Most recent research and press reports on Sarbanes-Oxley have focused on large,
dual-listed companies as well as on UK-based subsidiaries of US companies that have
to comply with the regulation. Often, these companies have big compliance budgets and
have been at the vanguard of Sarbanes-Oxley compliance in the UK. The key aims of this
paper are to not only estimate the current number of UK companies that have to be
Sarbanes-Oxley compliant, but also how that number will grow over the coming
decades, particularly given the impact of the supply chain. The wider impact of
Sarbanes-Oxley through the supply chain is a key issue, that many UK businesses will have to deal
with, many of whom will not have realized the implications to date given their status as
partners or suppliers of compliant companies. These supplier companies will need to
reengineer their internal processes to provide data to meet the compliant companies'
Sarbanes-Oxley reporting requirements. This paper also examines UK organizations that will need
to comply with Sarbanes-Oxley as a cost of doing business, raising capital or for
general corporate governance best practice. The focus of this study is on UK companies,
employing between 50 and 1,000+ people.
The Sarbanes-Oxley Act was implemented as a direct result of serious
financial misconduct by business leaders in the late 1990s and early 2000s, that hurt both large
and small investors. In retrospect, much of the abuse that occurred was simply forgetting
or ignoring basic ethics and common sense. So to whom does Sarbanes-Oxley apply?
Any company whose securities are registered are required to file reports under
Section 15(d) of the Exchange Act.
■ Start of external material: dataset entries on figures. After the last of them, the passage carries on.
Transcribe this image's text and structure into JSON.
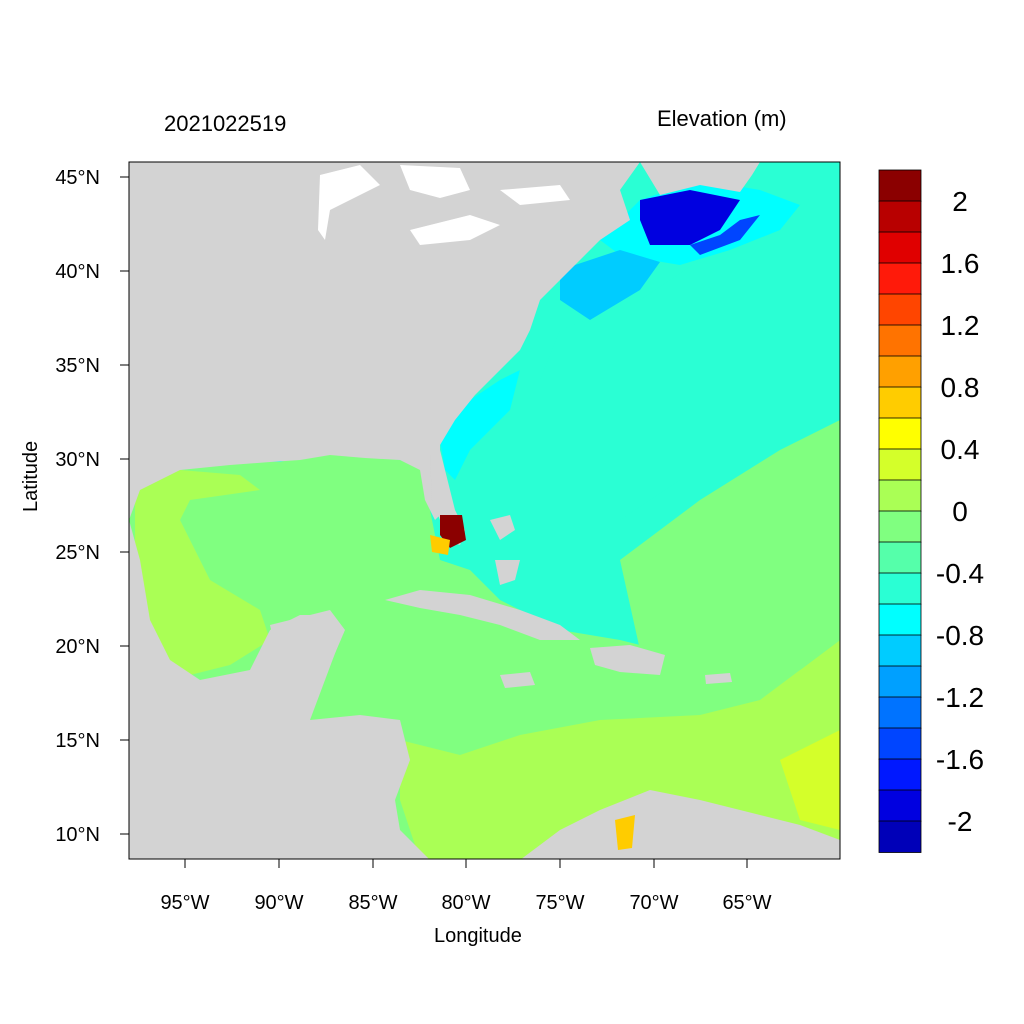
{
  "plot": {
    "date_label": "2021022519",
    "variable_label": "Elevation (m)",
    "x_axis_label": "Longitude",
    "y_axis_label": "Latitude"
  },
  "axes": {
    "lon_ticks": [
      "95°W",
      "90°W",
      "85°W",
      "80°W",
      "75°W",
      "70°W",
      "65°W"
    ],
    "lat_ticks": [
      "45°N",
      "40°N",
      "35°N",
      "30°N",
      "25°N",
      "20°N",
      "15°N",
      "10°N"
    ]
  },
  "colorbar": {
    "labels": [
      "2",
      "1.6",
      "1.2",
      "0.8",
      "0.4",
      "0",
      "-0.4",
      "-0.8",
      "-1.2",
      "-1.6",
      "-2"
    ],
    "colors": [
      "#8b0000",
      "#b80000",
      "#e00000",
      "#ff1a0a",
      "#ff4500",
      "#ff7300",
      "#ffa000",
      "#ffcc00",
      "#ffff00",
      "#d4ff2a",
      "#aaff55",
      "#80ff80",
      "#55ffaa",
      "#2affd4",
      "#00ffff",
      "#00ccff",
      "#00a0ff",
      "#0073ff",
      "#0045ff",
      "#0018ff",
      "#0000e0",
      "#0000b8"
    ]
  },
  "colors": {
    "land": "#d3d3d3",
    "ocean_atlantic": "#2affd4",
    "ocean_gulf": "#80ff80",
    "shelf_low": "#aaff55",
    "north_shelf": "#0000e0",
    "florida_high": "#8b0000"
  }
}
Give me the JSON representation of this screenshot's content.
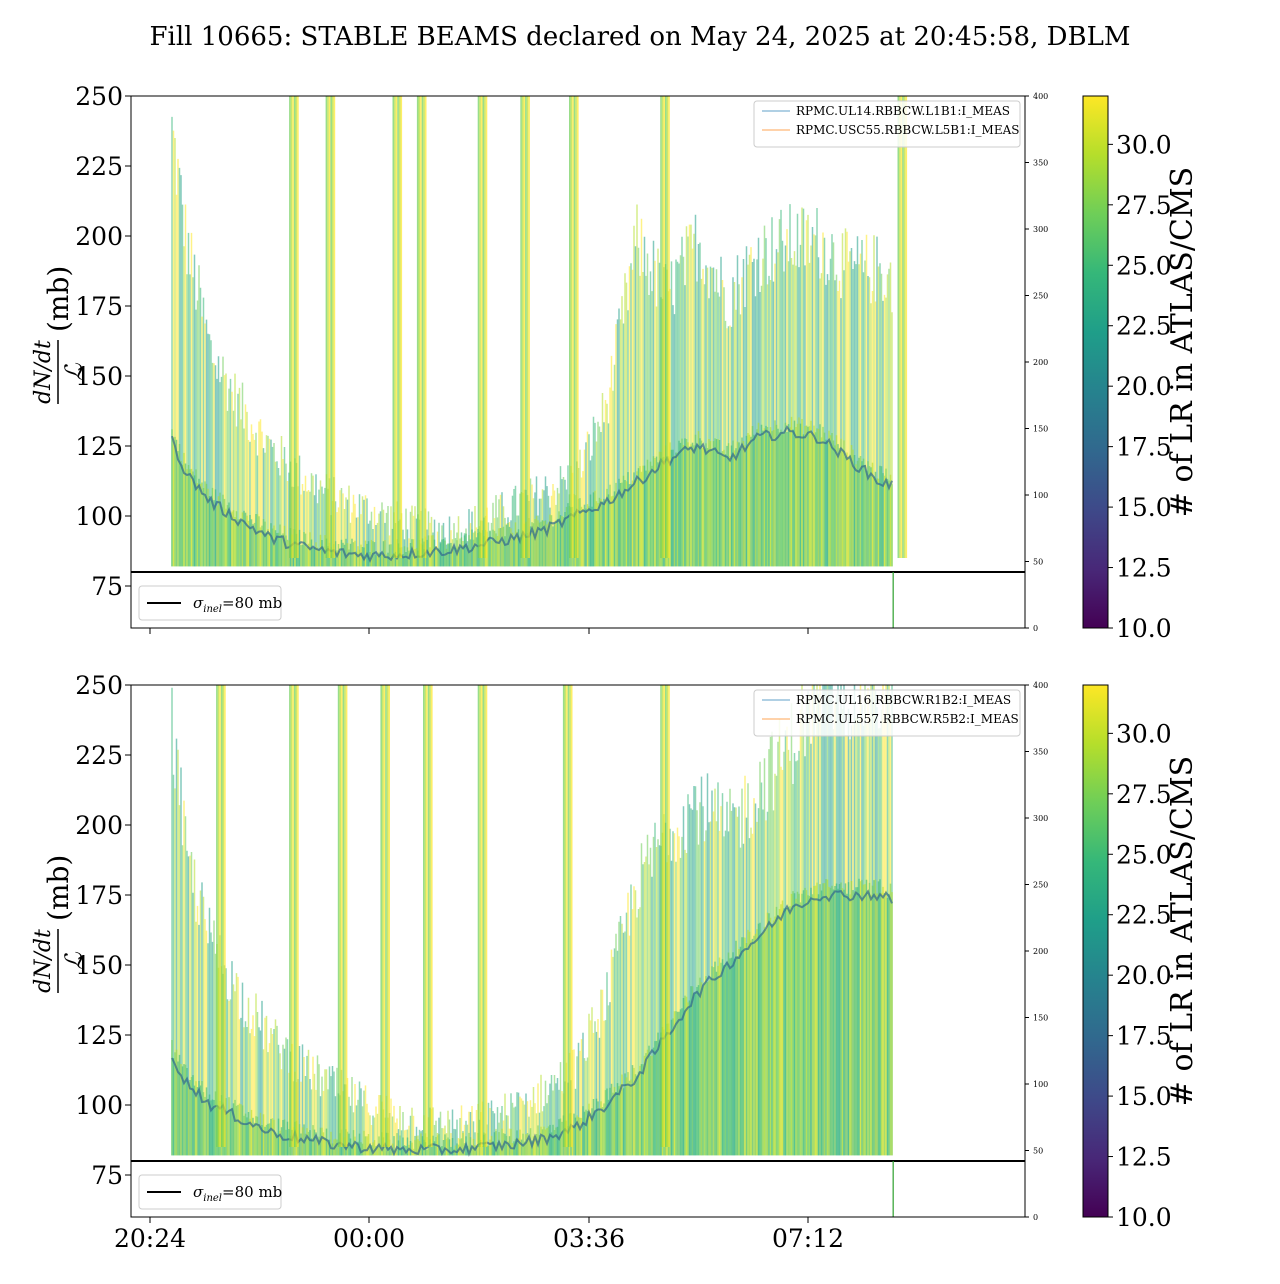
{
  "title": "Fill 10665: STABLE BEAMS declared on May 24, 2025 at 20:45:58, DBLM",
  "colors": {
    "viridis": [
      "#440154",
      "#482878",
      "#3e4989",
      "#31688e",
      "#26828e",
      "#1f9e89",
      "#35b779",
      "#6ece58",
      "#b5de2b",
      "#fde725"
    ],
    "trace_blue": "#1f77b4",
    "trace_orange": "#ff7f0e",
    "reference_line": "#000000"
  },
  "chart_data": [
    {
      "type": "area",
      "ylabel_numerator": "dN/dt",
      "ylabel_denominator": "ℒ",
      "ylabel_unit": "(mb)",
      "ylim": [
        60,
        250
      ],
      "yticks": [
        75,
        100,
        125,
        150,
        175,
        200,
        225,
        250
      ],
      "xticks": [
        "20:24",
        "00:00",
        "03:36",
        "07:12"
      ],
      "show_xtick_labels": false,
      "twin_ylim": [
        0,
        400
      ],
      "twin_yticks": [
        0,
        50,
        100,
        150,
        200,
        250,
        300,
        350,
        400
      ],
      "colorbar": {
        "label": "# of LR in ATLAS/CMS",
        "range": [
          10,
          32
        ],
        "ticks": [
          "10.0",
          "12.5",
          "15.0",
          "17.5",
          "20.0",
          "22.5",
          "25.0",
          "27.5",
          "30.0"
        ]
      },
      "series": [
        {
          "name": "RPMC.UL14.RBBCW.L1B1:I_MEAS",
          "color": "#1f77b4"
        },
        {
          "name": "RPMC.USC55.RBBCW.L5B1:I_MEAS",
          "color": "#ff7f0e"
        }
      ],
      "reference": {
        "label_symbol": "σ",
        "label_sub": "inel",
        "label_rest": "=80 mb",
        "value": 80
      },
      "band_envelope": {
        "x": [
          0.0,
          0.3,
          0.6,
          1.0,
          1.5,
          2.0,
          2.5,
          3.0,
          3.5,
          4.0,
          4.5,
          5.0,
          5.5,
          6.0,
          6.5,
          7.0,
          7.5,
          8.0,
          8.5,
          9.0,
          9.5,
          10.0,
          10.5,
          11.0,
          11.5,
          12.0,
          12.5
        ],
        "upper": [
          250,
          250,
          200,
          160,
          140,
          125,
          115,
          108,
          104,
          100,
          97,
          96,
          100,
          105,
          110,
          115,
          140,
          200,
          180,
          200,
          180,
          195,
          200,
          200,
          190,
          190,
          180
        ],
        "center": [
          140,
          130,
          115,
          105,
          98,
          92,
          89,
          87,
          86,
          86,
          87,
          88,
          90,
          92,
          95,
          100,
          105,
          112,
          120,
          125,
          120,
          128,
          130,
          128,
          120,
          112,
          110
        ],
        "lower": [
          82,
          82,
          82,
          82,
          82,
          82,
          82,
          82,
          82,
          82,
          82,
          82,
          82,
          82,
          82,
          82,
          82,
          82,
          82,
          82,
          82,
          82,
          82,
          82,
          82,
          82,
          82
        ],
        "spikes": [
          2.3,
          2.9,
          4.0,
          4.4,
          5.4,
          6.1,
          6.9,
          8.4,
          12.3
        ],
        "x_end": 12.2
      }
    },
    {
      "type": "area",
      "ylabel_numerator": "dN/dt",
      "ylabel_denominator": "ℒ",
      "ylabel_unit": "(mb)",
      "ylim": [
        60,
        250
      ],
      "yticks": [
        75,
        100,
        125,
        150,
        175,
        200,
        225,
        250
      ],
      "xticks": [
        "20:24",
        "00:00",
        "03:36",
        "07:12"
      ],
      "show_xtick_labels": true,
      "twin_ylim": [
        0,
        400
      ],
      "twin_yticks": [
        0,
        50,
        100,
        150,
        200,
        250,
        300,
        350,
        400
      ],
      "colorbar": {
        "label": "# of LR in ATLAS/CMS",
        "range": [
          10,
          32
        ],
        "ticks": [
          "10.0",
          "12.5",
          "15.0",
          "17.5",
          "20.0",
          "22.5",
          "25.0",
          "27.5",
          "30.0"
        ]
      },
      "series": [
        {
          "name": "RPMC.UL16.RBBCW.R1B2:I_MEAS",
          "color": "#1f77b4"
        },
        {
          "name": "RPMC.UL557.RBBCW.R5B2:I_MEAS",
          "color": "#ff7f0e"
        }
      ],
      "reference": {
        "label_symbol": "σ",
        "label_sub": "inel",
        "label_rest": "=80 mb",
        "value": 80
      },
      "band_envelope": {
        "x": [
          0.0,
          0.3,
          0.6,
          1.0,
          1.5,
          2.0,
          2.5,
          3.0,
          3.5,
          4.0,
          4.5,
          5.0,
          5.5,
          6.0,
          6.5,
          7.0,
          7.5,
          8.0,
          8.5,
          9.0,
          9.5,
          10.0,
          10.5,
          11.0,
          11.5,
          12.0,
          12.5
        ],
        "upper": [
          250,
          250,
          190,
          160,
          140,
          125,
          115,
          108,
          102,
          98,
          95,
          94,
          96,
          100,
          106,
          115,
          140,
          180,
          200,
          210,
          200,
          215,
          230,
          250,
          250,
          250,
          250
        ],
        "center": [
          130,
          120,
          108,
          100,
          95,
          90,
          88,
          86,
          85,
          84,
          84,
          84,
          85,
          86,
          88,
          92,
          100,
          110,
          125,
          140,
          150,
          160,
          170,
          175,
          175,
          175,
          170
        ],
        "lower": [
          82,
          82,
          82,
          82,
          82,
          82,
          82,
          82,
          82,
          82,
          82,
          82,
          82,
          82,
          82,
          82,
          82,
          82,
          82,
          82,
          82,
          82,
          82,
          82,
          82,
          82,
          82
        ],
        "spikes": [
          1.1,
          2.3,
          3.1,
          3.8,
          4.5,
          5.4,
          6.8,
          8.4
        ],
        "x_end": 12.2
      }
    }
  ]
}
In essence, this means any publicly traded company. The
key to this report documentation is that the Act does not provide a definition of
`relevant' or `material' and each company must determine what is relevant or appropriate
material based on each circumstance. An important element of Sarbanes-Oxley will be how
it affects businesses not now under its umbrella, namely, smaller and
medium-sized businesses and supplier organizations that are not publicly held, yet seriously seeking
to grow. These companies typically are growing large or fast enough to be interested in
equity injections that require outside audits, yet remain too small to afford the fees of
large accounting or consulting firms. Institutional investors are themselves required to
provide relevant, accurate and timely disclosures as a prerequisite for financing third
party investments. Consequently, the Sarbanes-Oxley requirements are becoming relevant
to second tier companies' ability to finance growth investment strategies.